Uncategorized

Day Trading Strategies for Beginners

GOBankingRates’ editorial team is committed to bringing you unbiased reviews and information. We use data-driven methodologies to evaluate financial products and services – our reviews and ratings are not influenced by advertisers. You can read more about our editorial guidelines and our products and services review methodology.

Day Trading Strategies

Here are some tips for anyone buguru interested in trying their hand at the high-risk, high-stakes world of day trading. You’ll learn about seven day trading strategies that could work with a whole lot of work and a little bit of luck. You’ll also learn seven important risk management strategies to help keep you in the game.

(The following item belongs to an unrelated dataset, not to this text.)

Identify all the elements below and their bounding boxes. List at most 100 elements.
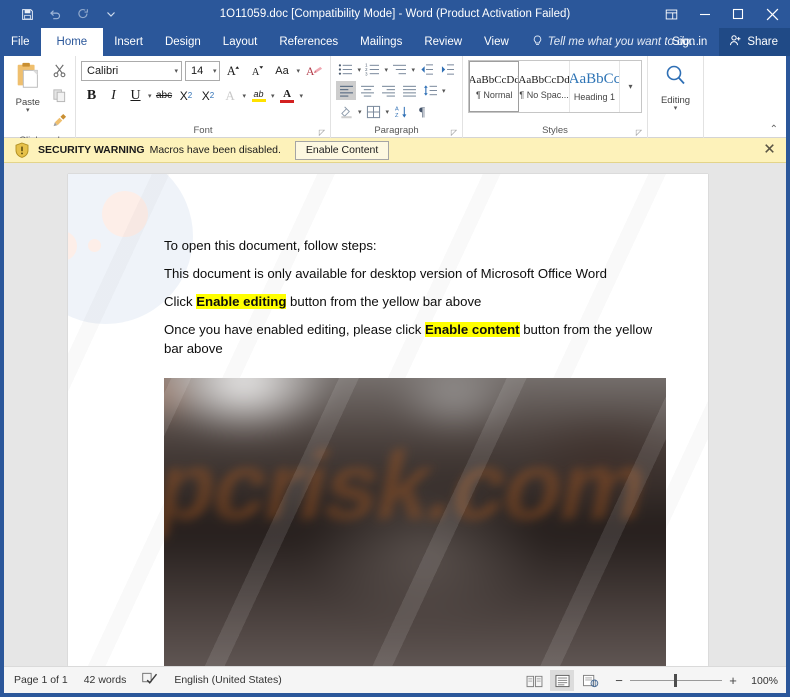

You can try them all out if you’re looking to make cash buying and selling stocks within one day — but don’t expect to succeed right away. And always remember that if you’re a day trader, you’ve got to have the risk tolerance to lose all that you trade.

1. Momentum Trading

With a momentum strategy, an investor jumps on a stock whose price is moving up or down. The idea is to get in and out before the stock price hits the top or bottom. Momentum stocks are rare and hard to find.

2. Scalping Strategy

The philosophy behind a scalping strategy is that small wins can add up to a lot of money at the end of the day. The scalper sets buy and sell targets and sticks to these predetermined levels. The scalping strategy is fast. It’s not uncommon for several trades to be made within a few seconds, or for the trader to buy and sell the same stock many times over the course of a day.

3. Pullback Trading Strategy

The first step in the pullback strategy is to look for a stock or ETF with an established trend. Next, monitor the trend until there’s a price decline from the trend. If the established trend is upward, then the downward price movement — or pullback — is an entry point for the day trader to buy.

Fidelity recommends looking for an uptrend with at least two successive high price movements before the pullback or price decline. Or, if shorting the stock, you’d look for two decreasing prices in a row. The idea is that the longer the trend, the more likely it is to continue.

4. Breakout Trading

A breakout trade takes place when the stock price rises above the former top resistance price. Breakout trades on high volume are more likely to be sustainable at the new higher price than those breakouts with less volume, according to Fidelity. Lower-volume breakouts are more likely to decline below former resistance levels, making it more difficult to profit.

In most cases, the stock will retreat after hitting the resistance level until there’s a catalyst for a stronger price movement. Above this specific price, there are more sellers than buyers, preventing the price from rising further.

5. News Trading

You’ve probably noticed that stock prices are heavily influenced by sentiment, which is driven by news reports and current events. By keeping an eye on the business news, day traders can capitalize on popular daily stories.

If bad news is out, you might short a stock during the day by “borrowing” shares of the stock from the investment firm and then selling those borrowed shares. If the stock price declines as expected, then you buy the shares back at the lower price and profit from the difference less a commission payment. If the news is good, you could “go long,” or buy the stock outright, and sell the shares after the price rises.